Prerequisites Checklist

Before you begin integrating “Login with Mubarokah ID”, ensure you meet the following technical, account, and knowledge requirements.

✅ Technical Requirements

  • Backend Server: Your application must have a backend server capable of securely storing your client_secret and making server-to-server HTTP requests to the token endpoint.
  • HTTPS Support: All communication with Mubarokah ID, especially the redirect_uri and token exchange, must use HTTPS (TLS) for security. Production applications without HTTPS will not be supported.
  • HTTP Client: Your backend needs an HTTP client library to make requests to the Mubarokah ID /oauth/token endpoint.
  • Session Management: Ability to manage user sessions and store the state parameter for CSRF protection during the OAuth flow.
  • URL Handling: Capability to correctly construct and handle redirect URIs.

✅ Account Requirements

  • Registered Application: Your application must be registered with Mubarokah ID. Contact the Mubarokah ID administrators to initiate the registration process.
  • Client Credentials: Upon successful registration, you will receive:
    • client_id: Your application’s unique identifier.
    • client_secret: A confidential secret known only to your application and Mubarokah ID. Keep this secure!
  • Redirect URIs: You must provide one or more redirect_uri(s) during registration. These are the exact URLs Mubarokah ID will redirect users back to after authentication. They must be HTTPS for production.
  • Scope Permissions: Determine the scopes (permissions) your application needs (e.g., view-user).

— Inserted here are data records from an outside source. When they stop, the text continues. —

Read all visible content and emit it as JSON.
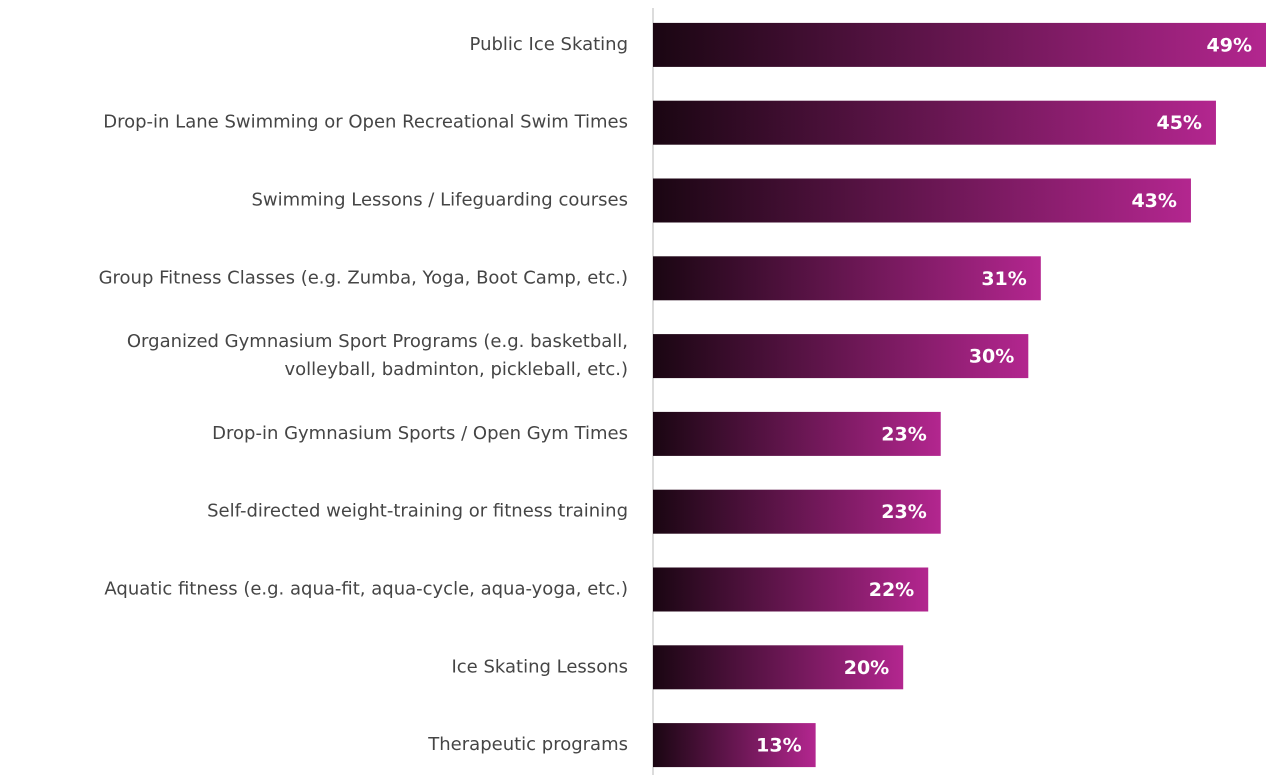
{
  "chart_data": {
    "type": "hbar",
    "categories": [
      "Public Ice Skating",
      "Drop-in Lane Swimming or Open Recreational Swim Times",
      "Swimming Lessons / Lifeguarding courses",
      "Group Fitness Classes (e.g. Zumba, Yoga, Boot Camp, etc.)",
      [
        "Organized Gymnasium Sport Programs (e.g. basketball,",
        "volleyball, badminton, pickleball, etc.)"
      ],
      "Drop-in Gymnasium Sports / Open Gym Times",
      "Self-directed weight-training or fitness training",
      "Aquatic fitness (e.g. aqua-fit, aqua-cycle, aqua-yoga, etc.)",
      "Ice Skating Lessons",
      "Therapeutic programs"
    ],
    "values": [
      49,
      45,
      43,
      31,
      30,
      23,
      23,
      22,
      20,
      13
    ],
    "value_labels": [
      "49%",
      "45%",
      "43%",
      "31%",
      "30%",
      "23%",
      "23%",
      "22%",
      "20%",
      "13%"
    ],
    "gradient": [
      "#1a0612",
      "#b3268f"
    ]
  }
}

✅ Development Environment Setup

Configure your development environment with the necessary credentials. It’s highly recommended to use environment variables to store sensitive information. Template for Environment Variables (.env file): 
MUBAROKAH_CLIENT_ID="your_client_id_here"
MUBAROKAH_CLIENT_SECRET="your_client_secret_here"
MUBAROKAH_REDIRECT_URI="https://yourapp.com/auth/callback" # Your registered redirect URI
MUBAROKAH_BASE_URL="https://accounts.mubarokah.com" # Base URL for Mubarokah ID services
Replace placeholder values with your actual credentials and URIs. For local development, you might use an HTTP redirect URI like http://localhost:3000/callback, but ensure it’s registered.

✅ Knowledge Requirements

  • OAuth 2.0 Basics: A fundamental understanding of OAuth 2.0 concepts, particularly the Authorization Code Grant flow.
  • HTTP/REST APIs: Familiarity with making HTTP requests (GET, POST) and handling API responses, including headers and status codes.
  • JSON Handling: Ability to parse and process JSON data, as API responses are typically in JSON format.
  • Security Best Practices: Awareness of web security best practices, such as:
    • Securely storing client secrets.
    • Protecting against CSRF (Cross-Site Request Forgery) using the state parameter.
    • Implementing PKCE (Proof Key for Code Exchange) if you have a public client (like a mobile app or SPA without a backend component for token exchange).
    • Securely handling and storing tokens.